Stranger things, from local to global success
Todd Yellin, Vice President of Product, and Denny Sheehan expanded on how they do their jobs and how the new season of Stranger Things is a glimpse into Netflix video localisation strategy.
Attracting a global audience isn’t just a matter of luck–nothing at Netflix is. Rather, Yellin and other colleagues go through endless rounds of AB tests and experimentation on everything from how to position the show to different users, how to dub a show in order to maintain authenticity in tone and language, to how to pick the right dubbing actors.
Season 2 poster – English version
Season 2 poster – Hebrew version
Yellin said, “One of the ways we do that is through our Key Names And Phrases tool. KAP really is, essentially, an interactive wiki where my team, the translators, marketing, and PR can all input translations so we can make sure that we are consistent across the product and also consistent across titles.

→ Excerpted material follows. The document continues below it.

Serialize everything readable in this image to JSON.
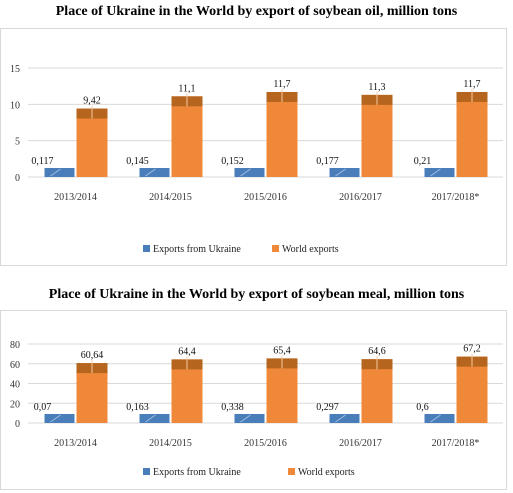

So we want to make sure that the translation for Demogorgon in episode one [of Stranger Things] is the same in season two. We also want to make sure that Demogorgon, which is from Dungeons & Dragons, is actually transliterated the same way that it was transliterated in the 1980s when it came out. We also talk about homestyle Eggo waffles–are we making sure that we’re actually using the translations of that product in all the markets where it’s offered? So there are a lot of nuances that help tell the story of Stranger Things and that capture the zeitgeist, and we want to make sure that we’re capturing them in a way that is reflective of the time and the place.”
These details revealed by Netflix show us a rare look at how the company works behind-the-scenes–at a remarkably granular level–to make a show like Stranger Things a global phenomenon.